For a long time, obesity and some body fat were thought to help protect bones because the extra padding provided some cushioning if you fell or banged your knee or elbow on something. In the same way, it was thought that people with obesity were less likely to get osteoporosis, which occurs when the body loses too much bone or fails to make enough bone to replace the loss. Unfortunately, these views are not completely accurate.
One of the biggest risks for people with osteoporosis is a bone fracture. While this would most likely occur as the result of a fall, people with exceptionally low bone density can actually fracture a bone just by sneezing. And although osteoporosis is a greater risk for people with a low body weight or those with eating disorders, people with obesity and those of a healthy weight have the same chances of fracturing something when they fall. Since many people with obesity are not physically active, they increase their risk of falling due to poor mobility.

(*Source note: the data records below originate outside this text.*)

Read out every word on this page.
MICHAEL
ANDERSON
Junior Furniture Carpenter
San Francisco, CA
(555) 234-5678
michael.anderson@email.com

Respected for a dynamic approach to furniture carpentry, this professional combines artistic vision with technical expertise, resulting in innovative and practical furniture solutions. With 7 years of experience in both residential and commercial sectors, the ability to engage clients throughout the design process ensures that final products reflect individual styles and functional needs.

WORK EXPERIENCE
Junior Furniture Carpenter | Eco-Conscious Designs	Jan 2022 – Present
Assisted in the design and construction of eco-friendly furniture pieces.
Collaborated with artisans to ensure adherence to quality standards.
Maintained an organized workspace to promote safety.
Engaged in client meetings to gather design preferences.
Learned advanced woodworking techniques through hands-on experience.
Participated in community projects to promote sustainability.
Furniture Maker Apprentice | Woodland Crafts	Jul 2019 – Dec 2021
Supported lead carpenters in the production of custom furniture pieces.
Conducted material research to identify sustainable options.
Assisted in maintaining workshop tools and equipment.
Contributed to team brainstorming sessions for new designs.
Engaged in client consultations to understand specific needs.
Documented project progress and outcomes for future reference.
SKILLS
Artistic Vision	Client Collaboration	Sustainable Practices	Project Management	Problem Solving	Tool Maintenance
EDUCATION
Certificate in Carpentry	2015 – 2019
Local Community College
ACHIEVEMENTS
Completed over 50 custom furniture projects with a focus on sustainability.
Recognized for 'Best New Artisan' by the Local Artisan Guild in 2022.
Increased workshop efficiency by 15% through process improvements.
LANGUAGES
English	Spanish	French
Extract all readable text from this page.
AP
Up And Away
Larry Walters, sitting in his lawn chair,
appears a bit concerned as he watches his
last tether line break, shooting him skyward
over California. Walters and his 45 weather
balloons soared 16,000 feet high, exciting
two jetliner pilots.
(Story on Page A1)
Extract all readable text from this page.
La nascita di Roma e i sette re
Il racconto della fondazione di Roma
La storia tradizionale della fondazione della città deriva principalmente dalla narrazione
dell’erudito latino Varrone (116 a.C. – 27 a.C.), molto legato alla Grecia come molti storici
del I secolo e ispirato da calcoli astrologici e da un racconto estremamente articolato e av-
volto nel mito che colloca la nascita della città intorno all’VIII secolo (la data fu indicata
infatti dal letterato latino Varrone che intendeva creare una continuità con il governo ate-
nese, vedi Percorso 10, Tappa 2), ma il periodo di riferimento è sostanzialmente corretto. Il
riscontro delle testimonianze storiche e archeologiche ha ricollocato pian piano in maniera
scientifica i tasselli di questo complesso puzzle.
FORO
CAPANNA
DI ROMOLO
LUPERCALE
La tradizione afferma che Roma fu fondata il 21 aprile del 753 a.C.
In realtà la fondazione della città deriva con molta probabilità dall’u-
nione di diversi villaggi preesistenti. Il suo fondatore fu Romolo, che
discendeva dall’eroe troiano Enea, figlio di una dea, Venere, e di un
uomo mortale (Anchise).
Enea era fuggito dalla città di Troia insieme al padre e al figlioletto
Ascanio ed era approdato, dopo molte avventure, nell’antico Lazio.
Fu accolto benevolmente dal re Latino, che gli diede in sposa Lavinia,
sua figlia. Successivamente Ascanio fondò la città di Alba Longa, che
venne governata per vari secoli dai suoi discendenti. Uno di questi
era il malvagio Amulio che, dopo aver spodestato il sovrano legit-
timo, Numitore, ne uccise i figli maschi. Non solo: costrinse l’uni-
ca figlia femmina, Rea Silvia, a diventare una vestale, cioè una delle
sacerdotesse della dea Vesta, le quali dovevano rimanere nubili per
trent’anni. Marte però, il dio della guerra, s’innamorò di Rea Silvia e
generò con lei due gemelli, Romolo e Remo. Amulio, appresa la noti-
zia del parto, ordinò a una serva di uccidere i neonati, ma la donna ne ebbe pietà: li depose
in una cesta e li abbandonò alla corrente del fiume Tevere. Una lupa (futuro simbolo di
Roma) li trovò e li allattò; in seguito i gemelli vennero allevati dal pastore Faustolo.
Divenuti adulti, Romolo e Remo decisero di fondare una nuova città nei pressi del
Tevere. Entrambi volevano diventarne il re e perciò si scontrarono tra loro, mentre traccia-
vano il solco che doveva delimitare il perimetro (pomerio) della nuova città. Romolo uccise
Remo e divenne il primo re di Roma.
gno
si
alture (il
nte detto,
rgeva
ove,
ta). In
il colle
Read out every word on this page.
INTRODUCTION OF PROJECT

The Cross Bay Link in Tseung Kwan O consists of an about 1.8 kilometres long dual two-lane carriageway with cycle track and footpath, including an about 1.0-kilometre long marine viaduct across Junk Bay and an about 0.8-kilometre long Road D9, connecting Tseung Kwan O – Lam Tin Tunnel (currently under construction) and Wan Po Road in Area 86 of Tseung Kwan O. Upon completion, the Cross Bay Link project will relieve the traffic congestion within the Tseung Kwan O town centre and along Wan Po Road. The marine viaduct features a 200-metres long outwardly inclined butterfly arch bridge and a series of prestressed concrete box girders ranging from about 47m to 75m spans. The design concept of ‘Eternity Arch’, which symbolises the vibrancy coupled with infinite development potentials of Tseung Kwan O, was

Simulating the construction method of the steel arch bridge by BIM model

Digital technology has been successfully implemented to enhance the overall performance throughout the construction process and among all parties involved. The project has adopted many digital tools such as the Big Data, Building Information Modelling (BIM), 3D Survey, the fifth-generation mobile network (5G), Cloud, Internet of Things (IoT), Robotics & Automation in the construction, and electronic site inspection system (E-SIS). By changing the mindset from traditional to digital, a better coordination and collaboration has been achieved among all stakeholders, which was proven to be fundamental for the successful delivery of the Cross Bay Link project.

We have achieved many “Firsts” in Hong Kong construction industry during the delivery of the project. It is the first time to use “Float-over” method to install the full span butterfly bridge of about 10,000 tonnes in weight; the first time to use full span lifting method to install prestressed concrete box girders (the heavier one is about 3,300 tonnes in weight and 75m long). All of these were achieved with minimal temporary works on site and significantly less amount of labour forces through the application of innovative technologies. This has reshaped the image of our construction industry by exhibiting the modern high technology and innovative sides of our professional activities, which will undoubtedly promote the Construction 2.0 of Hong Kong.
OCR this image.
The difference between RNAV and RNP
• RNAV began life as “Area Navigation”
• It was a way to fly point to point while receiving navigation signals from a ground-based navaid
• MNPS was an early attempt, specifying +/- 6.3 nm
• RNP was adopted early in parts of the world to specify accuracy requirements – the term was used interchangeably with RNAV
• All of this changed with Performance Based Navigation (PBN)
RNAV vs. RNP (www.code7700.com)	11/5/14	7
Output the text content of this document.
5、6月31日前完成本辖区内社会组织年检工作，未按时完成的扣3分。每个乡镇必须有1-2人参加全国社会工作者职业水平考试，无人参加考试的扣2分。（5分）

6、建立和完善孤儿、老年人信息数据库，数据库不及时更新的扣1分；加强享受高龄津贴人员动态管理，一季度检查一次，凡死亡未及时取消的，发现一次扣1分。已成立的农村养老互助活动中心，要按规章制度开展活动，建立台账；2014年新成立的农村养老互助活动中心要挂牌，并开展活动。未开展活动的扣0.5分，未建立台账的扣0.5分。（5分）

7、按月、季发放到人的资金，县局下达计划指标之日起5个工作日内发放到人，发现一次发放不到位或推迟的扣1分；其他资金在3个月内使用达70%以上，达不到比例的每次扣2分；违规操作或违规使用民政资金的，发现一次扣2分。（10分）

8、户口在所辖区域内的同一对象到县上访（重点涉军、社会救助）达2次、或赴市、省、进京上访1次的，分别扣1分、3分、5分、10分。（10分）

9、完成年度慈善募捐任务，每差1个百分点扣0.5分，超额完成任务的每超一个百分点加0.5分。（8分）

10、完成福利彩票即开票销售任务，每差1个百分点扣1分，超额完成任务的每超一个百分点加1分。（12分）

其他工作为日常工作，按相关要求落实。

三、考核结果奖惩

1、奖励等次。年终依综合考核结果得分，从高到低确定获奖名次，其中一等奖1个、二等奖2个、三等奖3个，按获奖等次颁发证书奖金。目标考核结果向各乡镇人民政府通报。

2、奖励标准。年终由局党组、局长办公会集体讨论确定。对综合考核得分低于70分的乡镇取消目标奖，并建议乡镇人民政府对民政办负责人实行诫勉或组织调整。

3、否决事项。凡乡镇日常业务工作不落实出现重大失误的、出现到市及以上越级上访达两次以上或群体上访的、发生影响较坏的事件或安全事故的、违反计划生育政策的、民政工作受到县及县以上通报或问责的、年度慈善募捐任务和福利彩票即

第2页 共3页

Because women have smaller and thinner bones than men, and their estrogen levels drop dramatically after menopause, they are at much higher risk of osteoporosis than men. In fact, of the 10 million Americans who have osteoporosis, 80 percent are women! Among them, about half of women over the age of 50 will break a bone as a result of osteoporosis. Other factors that impact this bone disease include type 2 diabetes, insulin resistance and aging.
Although there is not cure for osteoporosis, there are changes women can make to help ensure their bone health is good. A bone density scan is used to test for osteoporosis. As the name suggests, it is a low-level x-ray that measures the density of calcium and minerals in bones, typically the spine, hip and often the forearm. This quick and pain-free scan is recommended for women who are 65 years or older, or women who are younger but at higher risk.
Women who are young are in a great position to protect their bones because they can ensure that they are getting enough calcium and vitamin D in their diet now to better protect them in the future. These essential nutrients sustain healthy bones so if you’re not getting enough in the foods you eat, check with your doctor about taking a supplement. Women under 50 years should have 1,000 mg. of calcium and 800 IU of vitamin D per day; women over 50 should increase each by 200.
Exercise is also critical to maintaining bone health because your bones adapt to regular activity by becoming denser. It also makes you stronger and improves coordination and balance, which reduces the chances that you’ll fall. Incorporate exercises that include weight-bearing, such as walking and dancing, as well as resistance training using weights since both are important to strengthening bones.
If you’re under 50 or perimenopausal, now is the time to check and see if you’re getting enough calcium and vitamin D because the stronger your bones are before menopause, the better off you will be. For more mature women, the same nutrient requirements apply, but since bone loss has likely started, it’s also important to take extra steps such as incorporating regular exercise and limiting smoking, alcohol and caffeine. It’s never too late to take the first step!